Pesquisa apontava que 60% da população queria novas eleições; Folha manipulou o resultado

Pela primeira vez, partidos e candidatos colocaram em prática as mudanças na legislação eleitoral que reduziram o tempo útil de campanha para 45 dias e deixou de fora o financiamento privado. O resultado disso, na avaliação da professora de opinião pública e pesquisadora eleitoral da pós-graduação da FESPSP, Jacqueline Quaresemin, foi uma disputa mais “empobrecida”, com “crescimento vertiginoso” do número de eleitores que não quiseram ou não conseguiram escolher um nome para ocupar as prefeituras espalhadas pelo país.

Só em São Paulo, o volume de eleitores que votou branco ou nulo ou simplesmente deixou de comparecer às urnas (abstenção) supera o montante angariado pelo prefeito eleito João Doria (PSDB) no primeiro turno. Foram 3,085 milhões de votos válidos no tucano, ante 3,96 milhões que não foram computados para nenhum candidato.

Para Quaresemin, o tempo curto de campanha e a escassez de recursos dificultaram a vida do eleitor na hora da escolha. O fator alterações na regra do jogo associado a campanha de desconstrução da política e criminalização de partidos pela velha mídia ajudam a explicar o salto de 28%, em 2012, para 34,84%, em 2016, na soma de brancos, nulos e abstenções na capital paulistana, avaliou.

Nesse cenário, três ingredientes ganham corpo e podem ser definitivos para a vitória de um candidato em detrimento de outro: as coligações que garantem tempo de propaganda na TV; o marketing eleitoral, que tenta romper com a rejeição e talhar o bom desempenho dos postulantes em debates televisivos e as pesquisas de opinião.

Em entrevista a GGN na última segunda (3), Quaresemin lembrou que, no caso de São Paulo, embora todas as pesquisas indicassem o crescimento de Doria, nenhum instituto conseguir antecipar sua vitória logo no primeiro turno.

Mas tão interessante quanto analisar os resultados das urnas traçando um paralelo com a eficácia das pesquisas, disse Quaresemin, é buscar compreender o impacto e o papel político dessas sondagens.

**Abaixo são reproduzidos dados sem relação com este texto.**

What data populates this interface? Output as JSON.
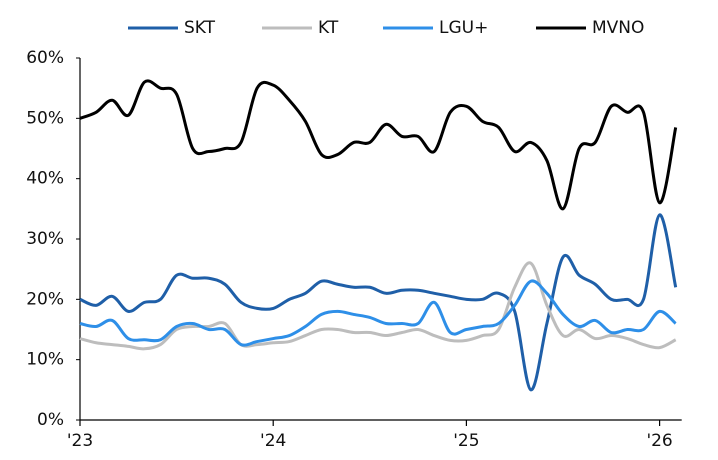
{
  "chart_data": {
    "type": "line",
    "categories": [
      "'23",
      null,
      null,
      null,
      null,
      null,
      null,
      null,
      null,
      null,
      null,
      null,
      "'24",
      null,
      null,
      null,
      null,
      null,
      null,
      null,
      null,
      null,
      null,
      null,
      "'25",
      null,
      null,
      null,
      null,
      null,
      null,
      null,
      null,
      null,
      null,
      null,
      "'26",
      null
    ],
    "ylim": [
      0,
      60
    ],
    "yticks": [
      {
        "value": 0,
        "label": "0%"
      },
      {
        "value": 10,
        "label": "10%"
      },
      {
        "value": 20,
        "label": "20%"
      },
      {
        "value": 30,
        "label": "30%"
      },
      {
        "value": 40,
        "label": "40%"
      },
      {
        "value": 50,
        "label": "50%"
      },
      {
        "value": 60,
        "label": "60%"
      }
    ],
    "grid": false,
    "legend": "top",
    "series": [
      {
        "name": "SKT",
        "color": "#1f5fa8",
        "values": [
          20,
          19,
          20.5,
          18,
          19.5,
          20,
          24,
          23.5,
          23.5,
          22.5,
          19.5,
          18.5,
          18.5,
          20,
          21,
          23,
          22.5,
          22,
          22,
          21,
          21.5,
          21.5,
          21,
          20.5,
          20,
          20,
          21,
          18,
          5,
          16,
          27,
          24,
          22.5,
          20,
          20,
          20,
          34,
          22
        ]
      },
      {
        "name": "KT",
        "color": "#bdbdbd",
        "values": [
          13.5,
          12.8,
          12.5,
          12.2,
          11.8,
          12.5,
          15,
          15.5,
          15.5,
          16,
          12.5,
          12.5,
          12.8,
          13,
          14,
          15,
          15,
          14.5,
          14.5,
          14,
          14.5,
          15,
          14,
          13.2,
          13.2,
          14,
          15,
          22,
          26,
          19,
          14,
          15,
          13.5,
          14,
          13.5,
          12.5,
          12,
          13.3
        ]
      },
      {
        "name": "LGU+",
        "color": "#2e8fe8",
        "values": [
          16,
          15.5,
          16.5,
          13.5,
          13.3,
          13.3,
          15.5,
          16,
          15,
          15,
          12.5,
          13,
          13.5,
          14,
          15.5,
          17.5,
          18,
          17.5,
          17,
          16,
          16,
          16,
          19.5,
          14.5,
          15,
          15.5,
          16,
          19,
          23,
          21,
          17.5,
          15.5,
          16.5,
          14.5,
          15,
          15,
          18,
          16
        ]
      },
      {
        "name": "MVNO",
        "color": "#000000",
        "values": [
          50,
          51,
          53,
          50.5,
          56,
          55,
          54,
          45,
          44.5,
          45,
          46,
          55,
          55.5,
          53,
          49.5,
          44,
          44,
          46,
          46,
          49,
          47,
          47,
          44.5,
          51,
          52,
          49.5,
          48.5,
          44.5,
          46,
          43,
          35,
          45,
          46,
          52,
          51,
          51,
          36,
          48.5
        ]
      }
    ]
  }
}
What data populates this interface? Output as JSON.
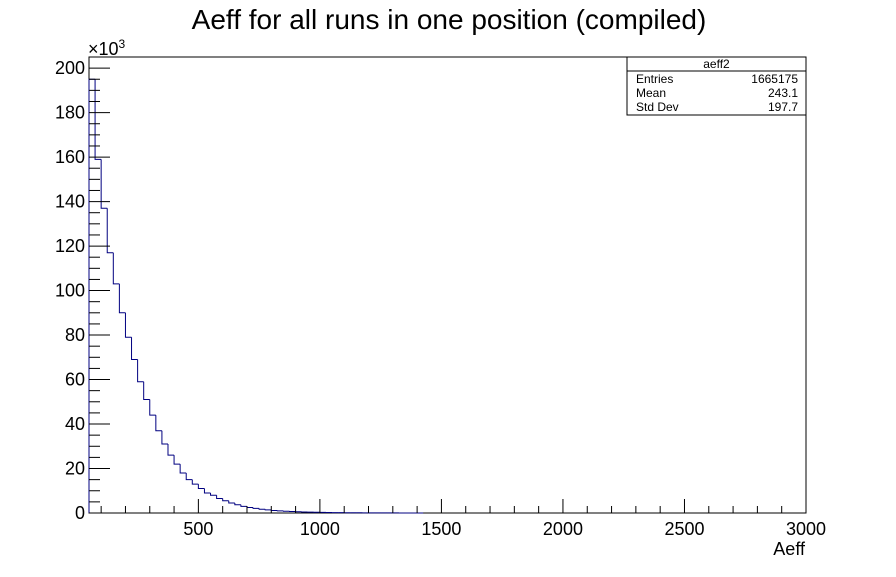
{
  "chart_data": {
    "type": "histogram",
    "title": "Aeff for all runs in one position (compiled)",
    "xlabel": "Aeff",
    "ylabel": "",
    "y_multiplier_label": "×10",
    "y_multiplier_exponent": "3",
    "xlim": [
      50,
      3000
    ],
    "ylim": [
      0,
      205
    ],
    "x_ticks": [
      500,
      1000,
      1500,
      2000,
      2500,
      3000
    ],
    "y_ticks": [
      0,
      20,
      40,
      60,
      80,
      100,
      120,
      140,
      160,
      180,
      200
    ],
    "bin_width": 25,
    "bins_x_start": [
      50,
      75,
      100,
      125,
      150,
      175,
      200,
      225,
      250,
      275,
      300,
      325,
      350,
      375,
      400,
      425,
      450,
      475,
      500,
      525,
      550,
      575,
      600,
      625,
      650,
      675,
      700,
      725,
      750,
      775,
      800,
      825,
      850,
      875,
      900,
      925,
      950,
      975,
      1000,
      1025,
      1050,
      1075,
      1100,
      1125,
      1150,
      1175,
      1200,
      1225,
      1250,
      1275,
      1300,
      1325,
      1350,
      1375,
      1400
    ],
    "values": [
      195,
      159,
      137,
      117,
      103,
      90,
      79,
      69,
      59,
      51,
      44,
      37,
      31,
      26,
      22,
      18,
      15,
      13,
      11,
      9,
      8,
      6.5,
      5.5,
      4.5,
      3.7,
      3.0,
      2.5,
      2.1,
      1.7,
      1.4,
      1.15,
      0.95,
      0.8,
      0.65,
      0.55,
      0.45,
      0.38,
      0.32,
      0.27,
      0.23,
      0.19,
      0.16,
      0.13,
      0.11,
      0.09,
      0.08,
      0.07,
      0.06,
      0.05,
      0.04,
      0.03,
      0.02,
      0.015,
      0.01,
      0.0
    ],
    "line_color": "#000080",
    "grid": false,
    "legend": {
      "placement": "top-right",
      "name": "aeff2",
      "rows": [
        {
          "label": "Entries",
          "value": "1665175"
        },
        {
          "label": "Mean",
          "value": "243.1"
        },
        {
          "label": "Std Dev",
          "value": "197.7"
        }
      ]
    }
  }
}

“Quando você tem um candidato crescendo e na frente nas pesquisas, as pessoas indecisas têm duas possibilidades: ou ela votam em quem está na frente ou, não se identificando com este candidato, votam branco e nulo. Para entender os objetivos dessas pesquisas é preciso observar quem paga por elas, quais são seus objetivos, como são elaborados os questionários para coleta desses dados, entre outras questões”, sugeriu a especialista.

Um caso alarmante de manipulação de questionário com fins políticos foi protagonizado pelo Instituto Datafolha. Como o GGN mostrou em julho, todas as vezes em que a empresa foi a campo, contratada pela Folha de S. Paulo, para aferir a popularidade de Dilma Rousseff em meio ao processo de impeachment e perguntar ao entrevistado se ela deveria ser derrubada pelo Congresso, o motivo usado foi político, a operação Lava Jato, e não técnico, o suposto crime de responsabilidade fiscal. (Leia mais aqui)

Quaresemin chamou atenção para a possibilidade de inexistir isenção em torno da publicação das pesquisas, na maioria das vezes contratadas por veículos de comunicação que pautam diariamente o noticiário, alternando-se entre blindar e colocar na berlinda um ou outro governante, o que influencia na popularidade aferida nos estudos. “Os mesmos institutos que avaliam as administrações são os que fazem as pesquisas eleitorais. Mas quais têm isenção, de fato, para apresentar os resultados?”, indagou.

Quando o The Intercept, com ajuda de blogs independentes, expôs a fraude na edição de pesquisa do Datafolha pelo seu contratante, a Folha de S. Paulo, escancarou-se a falta de isenção do veículo em relação ao atual governo. O jornal manipulou a edição para fazer parecer que Michel Temer detinha legitimidade no cargo, enquanto quase 60% da população, de acordo com a sondagem, indicaram que não, que preferiam novas eleições.